中学のときは教室で着替えていたから、男子を廊下に追い出したりして、それもケッコウ楽しかったけど。
あからさまに女性として扱われると、どうしたらいいのか困るのは、あたしが子どもだからかな。
「ねぇ、今日の中井先生、見た?」
「見た見た。あれは寝坊したね。髪の毛がわたあめだった」
女子だけになると必ず中井の話が出るのは、女性は美術の中井とオバサマ養護教諭のふたりしかいないからだ。

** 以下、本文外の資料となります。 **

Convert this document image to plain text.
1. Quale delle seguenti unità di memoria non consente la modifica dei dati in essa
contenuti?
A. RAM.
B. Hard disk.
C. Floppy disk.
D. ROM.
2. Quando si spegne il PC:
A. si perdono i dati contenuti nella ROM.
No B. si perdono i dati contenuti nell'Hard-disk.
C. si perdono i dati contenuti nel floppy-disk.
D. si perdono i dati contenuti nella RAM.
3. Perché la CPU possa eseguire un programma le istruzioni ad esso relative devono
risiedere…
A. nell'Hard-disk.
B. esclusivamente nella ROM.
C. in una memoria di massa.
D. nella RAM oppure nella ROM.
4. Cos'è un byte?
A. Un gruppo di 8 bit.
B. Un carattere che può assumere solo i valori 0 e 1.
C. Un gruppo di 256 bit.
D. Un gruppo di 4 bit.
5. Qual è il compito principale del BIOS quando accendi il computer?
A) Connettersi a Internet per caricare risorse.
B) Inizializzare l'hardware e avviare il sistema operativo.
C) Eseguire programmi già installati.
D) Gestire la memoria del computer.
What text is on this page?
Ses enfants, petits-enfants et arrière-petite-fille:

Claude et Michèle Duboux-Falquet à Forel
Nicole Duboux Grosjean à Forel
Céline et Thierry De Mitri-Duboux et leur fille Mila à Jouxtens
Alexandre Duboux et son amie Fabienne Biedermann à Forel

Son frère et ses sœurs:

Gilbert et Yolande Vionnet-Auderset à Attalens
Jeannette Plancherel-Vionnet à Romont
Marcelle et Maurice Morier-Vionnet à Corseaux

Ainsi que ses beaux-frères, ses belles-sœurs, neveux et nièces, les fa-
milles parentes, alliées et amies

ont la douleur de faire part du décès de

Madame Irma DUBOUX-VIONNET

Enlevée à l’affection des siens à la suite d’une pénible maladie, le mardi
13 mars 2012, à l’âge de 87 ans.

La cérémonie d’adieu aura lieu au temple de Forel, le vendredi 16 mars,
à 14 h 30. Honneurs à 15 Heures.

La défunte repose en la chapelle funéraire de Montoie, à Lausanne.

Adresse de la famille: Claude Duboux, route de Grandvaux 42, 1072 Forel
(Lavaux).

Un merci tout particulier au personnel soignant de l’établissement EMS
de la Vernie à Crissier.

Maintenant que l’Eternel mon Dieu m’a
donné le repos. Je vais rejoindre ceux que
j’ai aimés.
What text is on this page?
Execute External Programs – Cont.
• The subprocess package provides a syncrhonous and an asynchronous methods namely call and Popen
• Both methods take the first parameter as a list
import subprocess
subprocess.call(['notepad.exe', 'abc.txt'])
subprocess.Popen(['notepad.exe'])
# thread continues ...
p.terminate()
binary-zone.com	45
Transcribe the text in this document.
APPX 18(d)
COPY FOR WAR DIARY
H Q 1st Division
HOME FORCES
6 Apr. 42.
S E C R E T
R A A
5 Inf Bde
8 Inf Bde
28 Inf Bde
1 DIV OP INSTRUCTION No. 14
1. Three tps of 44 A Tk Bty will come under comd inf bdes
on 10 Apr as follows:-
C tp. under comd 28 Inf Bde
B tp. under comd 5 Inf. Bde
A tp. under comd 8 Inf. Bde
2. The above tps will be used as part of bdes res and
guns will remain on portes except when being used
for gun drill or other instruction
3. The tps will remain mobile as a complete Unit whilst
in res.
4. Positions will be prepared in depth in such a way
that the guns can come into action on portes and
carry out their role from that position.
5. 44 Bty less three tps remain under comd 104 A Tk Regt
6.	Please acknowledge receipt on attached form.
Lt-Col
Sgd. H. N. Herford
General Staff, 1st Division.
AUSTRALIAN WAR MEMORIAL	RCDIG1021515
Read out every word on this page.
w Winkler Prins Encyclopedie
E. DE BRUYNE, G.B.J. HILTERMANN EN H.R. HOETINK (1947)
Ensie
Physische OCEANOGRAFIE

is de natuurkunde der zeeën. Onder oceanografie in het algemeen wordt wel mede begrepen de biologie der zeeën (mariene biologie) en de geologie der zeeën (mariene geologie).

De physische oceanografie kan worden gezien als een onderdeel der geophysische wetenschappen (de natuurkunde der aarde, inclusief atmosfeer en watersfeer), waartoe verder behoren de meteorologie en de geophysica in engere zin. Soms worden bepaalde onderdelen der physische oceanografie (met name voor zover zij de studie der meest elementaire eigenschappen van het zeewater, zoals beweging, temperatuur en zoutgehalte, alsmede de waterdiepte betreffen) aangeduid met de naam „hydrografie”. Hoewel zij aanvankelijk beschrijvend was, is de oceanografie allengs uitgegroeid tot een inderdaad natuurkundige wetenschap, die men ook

「そういえば、入学式の日、なんか騒いでなかった? D組」
女子の体育は4クラス合同で、組に関係なく友だちはできそう。
ただ、話題がなぁ……。
あわない気がするのは、人数が少ないうえに運動部だった子がいなさそうな雰囲気をビシバシ感じるから。
「ああ」だれかが思い出し笑いでクスクス。
「中井ちゃんの目くそ鼻くそ事件?」
とたんに笑い声が広がって。
雰囲気だけは中学の部室みたいなんだけどなぁ。
あたしはね、思うのよ。
「中井センセが言ったのはさ――…」
いっせいに、なになに? という顔で見られて、ちょっと緊張。
「えとね……。中井センセが言いたかったのはさ、つまり、同じレベルの人間が集まって、仲間になっても、そこにも競争があるってことでしょ?」
「…………」「…………」「…………」
はい。ドン引きされました、と。
「えと、ごめんね。あたしほら、部活やってたからさ。仲間って競い合うもんだっていう、なんかこう……」
「いやーだ。相田さんって真面目?」
「ひゅー、ひゅー」
これだもの。
あたしはため息をついて、三中バレー部のユニフォームに手を通した。
「やだ、相田さん。それってもしかして……」
「えっ、知ってるの?」
いやぁ、うちの中学もけっこう有名なんだぁと、にやにやしたのも一瞬。